Sun Apr 11 11:33:13 PDT 2010

This is an interesting example.

EBNF is handy when prototyping a grammar, but IME causes more
problems than it solves in the long run, usually in the form of obscuring
where the real problems lie. Seems like it is just quite difficult to give
intelligible (to non parser experts) error messages in the face of EBNF
constructs.

If I read this particular example correctly, the '+' EBNF operator is
being applied to a nullable non-terminal. I'm thinking that's the highest
level at which this error could have been identified. Without EBNF,
I think the grammar writer would be led to write rules
that presented with a left recursion problem, again
due to the nullability of cltext, but would have been closer
to the real issue (assuming the left recursion error
messages were kind enough to point out which leading
right-hand side non-terminals were nullable).

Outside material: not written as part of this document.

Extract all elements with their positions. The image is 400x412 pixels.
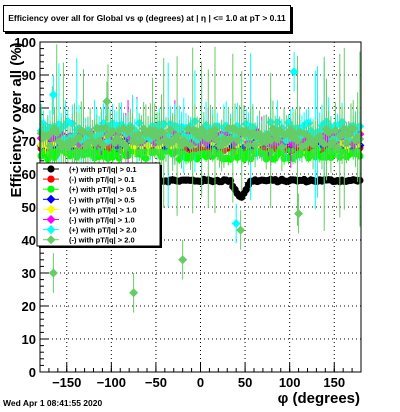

OTOH, maybe EBNF is really a good thing if enough
effort is invested in high-level error reporting. I can't see
that it would be impossible for a generator to be smart
enough to flag the '+' and say:
    Can't decide whether to keep repeating 'cltext', which
    can expand to the empty string because 'text' can
    expand to the empty string.
When you have doodads like preconditions, this gets
harder, presumably.

> I guess I'm not clear on why ANTLR is seeing
> OPEN and EOF as an ambiguity.

You tell the computer: "recognize any number of 'cltext'".
But 'cltext' can match the empty string (via 'text'). So,
no matter what token the parser runs into, just how many
empty 'cltext' items do you want it to recognize first?
Zero? One?, 10,000?

The error message is confusing because it is too
low-level and mentions OPEN and EOF. OPEN and
EOF just happen to be the tokens that would be legal
at that point. But the real issue is that you've asked
to recognize an indefinite number of empty strings
that could *precede* that OPEN or EOF.

Computers being literal-minded, this is an ambiguity.
And, in fact, people writing parsers often *do* want
empty strings recognized at various points to get
associated actions triggered before or after a
particular item. But asking to recognize an
indefinite number of empty strings is inherently
ambiguous (nothing really to do with the particular
algorithm you use to parse the grammar). As
the punchline to a bad joke goes:
"How do they know when they're done?"

>  However, the language spec that I must conform to
> specifically states that a text can have zero or more
> phrases (which is the crux of the problem).

Presumably that spec writer simply ignored the fact
that that leads to an infinite number of zero-phrase
'text' items in every input. Since you are the implementer,
however, you must explicitly account for all the
ambiguities the spec writer did not bother to
disambiguate. If specifications were completely
specific, then they could be automatically turned
into code with no need for a programmer. :-)